Postby Julian » December 10th, 2021, 10:26 pm

1nvest wrote:
Julian wrote:
1nvest wrote:… The vaccines are themselves not risk free and have apparently caused often heart related deaths in otherwise fit/relatively young individuals.

I know you’ve been called out on this pretty robustly but I’m going to do it as well. I’m pretty sure that you have said in the past that you have been vaccinated and if my memory is correct then I think it would be safe to assume that you are not an anti-vaxer but posting stuff like this (“caused often heart related deaths in otherwise fit/relatively young individuals”) with no supporting data really does risk adding to the fetid pool of misinformation out there that is so loved and misused by the actual anti-vaxers.

To avoid being hypocritical here is something I just found re myocarditis after the Pfizer vaccine…

While cases of myocarditis have been reported in the Vaccine Adverse Event Reporting System (VAERS) following mRNA Covid-19 vaccination, these rates have been lower than those reported in the retracted paper. The majority of events have occurred in male adolescents and young adults after the second dose. The side effect has a prevalence of around 12.6 cases for every million second doses administered. For males aged 12–29 years, the group with the highest rates of myocarditis, there are an estimated 39 to 47 cases for every million second doses given. Most vaccine-related myocarditis patients who receive care respond well and recover.

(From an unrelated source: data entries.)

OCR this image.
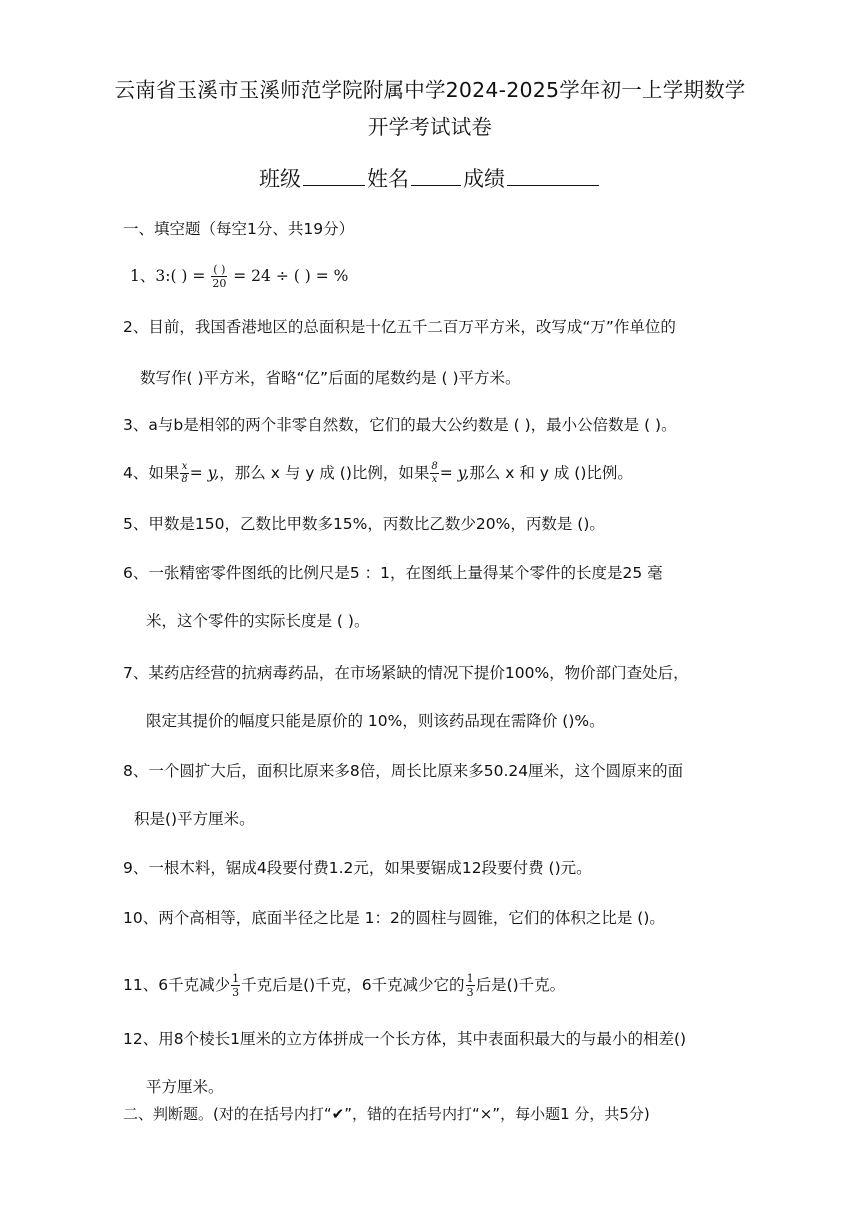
云南省玉溪市玉溪师范学院附属中学2024-2025学年初一上学期数学
开学考试试卷
班级	姓名	成绩
一、填空题（每空1分、共19分）
1、3:( ) = $\frac{( )}{20} = 24$ ÷ ( ) = %
2、目前，我国香港地区的总面积是十亿五千二百万平方米，改写成“万”作单位的
数写作( )平方米，省略“亿”后面的尾数约是 ( )平方米。
3、a与b是相邻的两个非零自然数，它们的最大公约数是 ( )，最小公倍数是 ( )。
4、如果 $\frac{x}{8} = y$,，那么 x 与 y 成 ()比例，如果 $\frac{8}{x} = y$,那么 x 和 y 成 ()比例。
5、甲数是150，乙数比甲数多15%，丙数比乙数少20%，丙数是 ()。
6、一张精密零件图纸的比例尺是5 ：1，在图纸上量得某个零件的长度是25 毫
米，这个零件的实际长度是 ( )。
7、某药店经营的抗病毒药品，在市场紧缺的情况下提价100%，物价部门查处后，
限定其提价的幅度只能是原价的 10%，则该药品现在需降价 ()%。
8、一个圆扩大后，面积比原来多8倍，周长比原来多50.24厘米，这个圆原来的面
积是()平方厘米。
9、一根木料，锯成4段要付费1.2元，如果要锯成12段要付费 ()元。
10、两个高相等，底面半径之比是 1：2的圆柱与圆锥，它们的体积之比是 ()。
11、6千克减少 $\frac{1}{3}$ 千克后是()千克，6千克减少它的 $\frac{1}{3}$ 后是()千克。
12、用8个棱长1厘米的立方体拼成一个长方体，其中表面积最大的与最小的相差()
平方厘米。
二、判断题。(对的在括号内打“✔”，错的在括号内打“×”，每小题1 分，共5分)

[ Source: https://www.pharmaceutical-technology.c ... -vaccines/ ]

I’d hardly call 39 to 47 cases per million in the age group showing the highest incidence (males aged 12 to 29) and where “most … who receive care respond well and recover” to be consistent with your comment quoted above re “caused often heart related deaths”.

I don’t claim that my data source is necessarily a complete and/or the most up-to-date and accurate summary of the data on all cardiac side effects of the COVID-19 vaccines but it is at least something more than an “apparently X” statement supported by absolutely no cited source data whatsoever.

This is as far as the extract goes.